The myth of the rogue trader
Nick Leeson, Jérôme Kerviel and now, Kweku Adoboli. Three names linked in infamy, the most devastating rogue traders in the history of the financial markets. Three men who broke banks, humbled reputations and incurred spectacular losses. And they did all of this alone.
Leeson famously brought down Barings Bank, one of Britain's oldest financial institutions, when his speculative trades as a derivatives broker spun out of control and the Japanese markets unravelled in the days after the Kobe earthquake shattered confidence in the Far East.
Leeson fled as his losses rose to £827 million - how trifling that figure looks now in the years of multi-trillion dollar wars and trillion-euro firewalls - and was briefly the most wanted man in the world. He was pursued across Asia, before being arrested in Europe and later imprisoned in Singapore. It was there, in the loneliness of his prison cell, that he would pen his memoir, Rogue Trader.
His former bosses were happy to write off this softly spoken man as a hapless maverick, just as he seemed content to be cast in that role too - after all, he had a book to sell and an unlikely post-prison career to chisel out as an after-dinner speaker in the gilded halls of the City of London. And once they'd packed him off to jail, the banking authorities would assure the world that this could not and would not happen again.
Jérôme Kerviel laid waste to that claim in 2008 when Société Général, the French bank, unearthed a $7 billion hole in his books. Kerviel, who was sentenced to three years in prison last autumn, maintained throughout his trial that his trades were conducted with the full knowledge of Soc-Gen's bosses, that he was only cut adrift once he stopped returning decent numbers.
Kerviel, Leeson and, indeed, Kweku Adoboli, who was last week arrested under suspicion of making in excess of $2bn worth of fraudulent trades at the London offices of the Swiss bank UBS, share common lineage: all three graduated from the back offices of financial institutions they served to become the rogues of their respective trading floors. The suggestion here is that those who know the system best can cheat it best too; that the institution is powerless against such deep knowledge of the terrain.
One must tread carefully here. Adoboli, 31, remains innocent until convicted by a court of law. This has not, of course, stopped several carefully worded profiles moulding his image into something approaching an updated version of Kerviel, the hapless poster-boy of the subprime-fuelled financial crisis of 2008, and, indeed, Leeson, the original rogue trader.
Adoboli is portrayed in these stories as quiet, polite and unassuming - less like a master of the universe, more like the mailroom boy who knew too much - the antithesis of the loose cannon he would later become.
But it is the storytelling that is bent out of shape here. Can we genuinely believe, 16 years after Leeson skipped out of Singapore, that there is any such thing as a rogue trader?

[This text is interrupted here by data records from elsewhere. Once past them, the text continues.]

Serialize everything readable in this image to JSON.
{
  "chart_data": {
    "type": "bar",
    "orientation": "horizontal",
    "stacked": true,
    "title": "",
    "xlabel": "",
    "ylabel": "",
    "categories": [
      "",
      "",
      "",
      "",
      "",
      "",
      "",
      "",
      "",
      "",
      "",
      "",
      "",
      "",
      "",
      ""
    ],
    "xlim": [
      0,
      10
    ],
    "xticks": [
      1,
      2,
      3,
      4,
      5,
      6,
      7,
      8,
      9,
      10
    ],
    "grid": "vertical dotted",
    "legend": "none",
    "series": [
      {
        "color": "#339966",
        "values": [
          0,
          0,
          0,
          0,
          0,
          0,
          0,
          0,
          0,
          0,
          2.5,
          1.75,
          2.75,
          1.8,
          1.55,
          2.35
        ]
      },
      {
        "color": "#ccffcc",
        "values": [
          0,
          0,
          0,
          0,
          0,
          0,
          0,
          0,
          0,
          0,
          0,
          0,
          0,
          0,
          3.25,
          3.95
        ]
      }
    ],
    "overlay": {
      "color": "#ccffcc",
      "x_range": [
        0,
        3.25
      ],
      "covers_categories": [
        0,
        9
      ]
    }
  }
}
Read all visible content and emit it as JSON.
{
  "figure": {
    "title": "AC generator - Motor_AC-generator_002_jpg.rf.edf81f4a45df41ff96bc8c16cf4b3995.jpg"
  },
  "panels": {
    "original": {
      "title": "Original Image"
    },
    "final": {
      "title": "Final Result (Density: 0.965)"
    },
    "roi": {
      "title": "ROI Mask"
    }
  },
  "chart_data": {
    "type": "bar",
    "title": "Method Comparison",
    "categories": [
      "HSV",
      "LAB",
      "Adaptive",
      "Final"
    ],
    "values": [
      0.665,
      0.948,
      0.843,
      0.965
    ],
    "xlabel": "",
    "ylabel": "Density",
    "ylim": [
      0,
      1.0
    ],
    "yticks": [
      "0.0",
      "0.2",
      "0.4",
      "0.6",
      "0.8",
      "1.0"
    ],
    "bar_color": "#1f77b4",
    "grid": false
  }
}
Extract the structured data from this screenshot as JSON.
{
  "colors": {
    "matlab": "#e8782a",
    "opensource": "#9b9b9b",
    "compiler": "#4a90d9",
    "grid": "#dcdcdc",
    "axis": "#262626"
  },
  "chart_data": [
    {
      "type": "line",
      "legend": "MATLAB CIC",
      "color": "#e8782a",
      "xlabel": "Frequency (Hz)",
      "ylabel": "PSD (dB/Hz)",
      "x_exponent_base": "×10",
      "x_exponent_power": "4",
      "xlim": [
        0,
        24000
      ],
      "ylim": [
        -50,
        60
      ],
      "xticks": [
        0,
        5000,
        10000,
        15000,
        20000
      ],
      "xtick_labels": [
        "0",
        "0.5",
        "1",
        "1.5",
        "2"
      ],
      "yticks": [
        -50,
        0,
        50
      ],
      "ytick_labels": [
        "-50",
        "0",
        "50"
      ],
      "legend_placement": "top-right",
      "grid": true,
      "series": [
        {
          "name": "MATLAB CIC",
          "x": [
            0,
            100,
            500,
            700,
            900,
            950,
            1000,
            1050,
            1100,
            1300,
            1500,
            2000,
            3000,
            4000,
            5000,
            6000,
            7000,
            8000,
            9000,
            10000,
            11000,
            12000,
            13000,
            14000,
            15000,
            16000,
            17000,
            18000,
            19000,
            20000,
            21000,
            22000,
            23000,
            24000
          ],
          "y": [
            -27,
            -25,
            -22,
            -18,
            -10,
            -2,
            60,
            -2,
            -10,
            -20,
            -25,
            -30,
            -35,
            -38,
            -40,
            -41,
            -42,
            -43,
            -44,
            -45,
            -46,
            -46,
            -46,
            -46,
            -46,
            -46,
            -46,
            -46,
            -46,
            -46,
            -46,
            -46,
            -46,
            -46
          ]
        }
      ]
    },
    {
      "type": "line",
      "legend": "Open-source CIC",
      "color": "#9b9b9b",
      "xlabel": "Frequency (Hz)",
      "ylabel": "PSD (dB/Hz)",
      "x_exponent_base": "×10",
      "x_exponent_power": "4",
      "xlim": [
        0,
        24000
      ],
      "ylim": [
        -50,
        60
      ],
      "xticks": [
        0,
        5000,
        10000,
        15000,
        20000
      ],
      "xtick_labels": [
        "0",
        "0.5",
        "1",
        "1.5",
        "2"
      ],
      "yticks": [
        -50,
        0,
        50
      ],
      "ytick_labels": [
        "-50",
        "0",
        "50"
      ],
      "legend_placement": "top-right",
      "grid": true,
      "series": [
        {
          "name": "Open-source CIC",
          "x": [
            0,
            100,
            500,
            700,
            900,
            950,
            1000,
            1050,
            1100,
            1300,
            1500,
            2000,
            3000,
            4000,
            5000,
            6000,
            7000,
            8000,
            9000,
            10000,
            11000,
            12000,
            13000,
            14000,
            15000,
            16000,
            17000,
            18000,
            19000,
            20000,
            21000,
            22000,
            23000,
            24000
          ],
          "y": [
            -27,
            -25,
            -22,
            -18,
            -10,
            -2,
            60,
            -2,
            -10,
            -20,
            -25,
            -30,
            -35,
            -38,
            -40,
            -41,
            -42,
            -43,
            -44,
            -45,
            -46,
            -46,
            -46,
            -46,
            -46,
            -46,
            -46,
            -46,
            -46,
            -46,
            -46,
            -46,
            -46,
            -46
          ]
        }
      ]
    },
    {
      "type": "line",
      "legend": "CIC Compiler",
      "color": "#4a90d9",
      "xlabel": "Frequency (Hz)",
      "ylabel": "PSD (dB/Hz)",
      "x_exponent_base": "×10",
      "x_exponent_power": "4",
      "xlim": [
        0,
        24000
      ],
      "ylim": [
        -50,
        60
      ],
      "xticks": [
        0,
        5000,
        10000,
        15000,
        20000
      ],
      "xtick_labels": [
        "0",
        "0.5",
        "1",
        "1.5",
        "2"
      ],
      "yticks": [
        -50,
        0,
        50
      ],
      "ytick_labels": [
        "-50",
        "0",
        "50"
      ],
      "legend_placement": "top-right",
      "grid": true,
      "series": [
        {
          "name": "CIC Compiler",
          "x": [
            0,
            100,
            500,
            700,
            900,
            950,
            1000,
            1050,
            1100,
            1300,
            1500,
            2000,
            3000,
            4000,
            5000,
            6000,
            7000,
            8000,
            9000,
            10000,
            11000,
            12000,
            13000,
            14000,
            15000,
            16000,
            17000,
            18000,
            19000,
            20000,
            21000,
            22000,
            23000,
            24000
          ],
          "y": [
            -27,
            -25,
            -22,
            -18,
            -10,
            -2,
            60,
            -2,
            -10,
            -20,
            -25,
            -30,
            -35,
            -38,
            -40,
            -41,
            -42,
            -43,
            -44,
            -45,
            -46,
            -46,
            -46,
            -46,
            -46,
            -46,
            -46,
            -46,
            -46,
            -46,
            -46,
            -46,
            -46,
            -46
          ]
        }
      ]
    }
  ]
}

If your bank can contact you, wherever you are in the world, minutes after you make a transaction that does not fit the spending profile of your current account - and mine did recently when I made three purchases online in quick succession - then why can't a financial institution keep a watching eye on its trades or simply program its software to stop losses?
It can, of course, but behind every supposed rogue trader sits an ineffectual manager, ready to take the praise when profits are rolling in and quick to distance himself from the crisis when the storm clouds gather. Surely, the time is now ripe to turn the spotlight on the corner office and the unseeing eyes that stare out from within?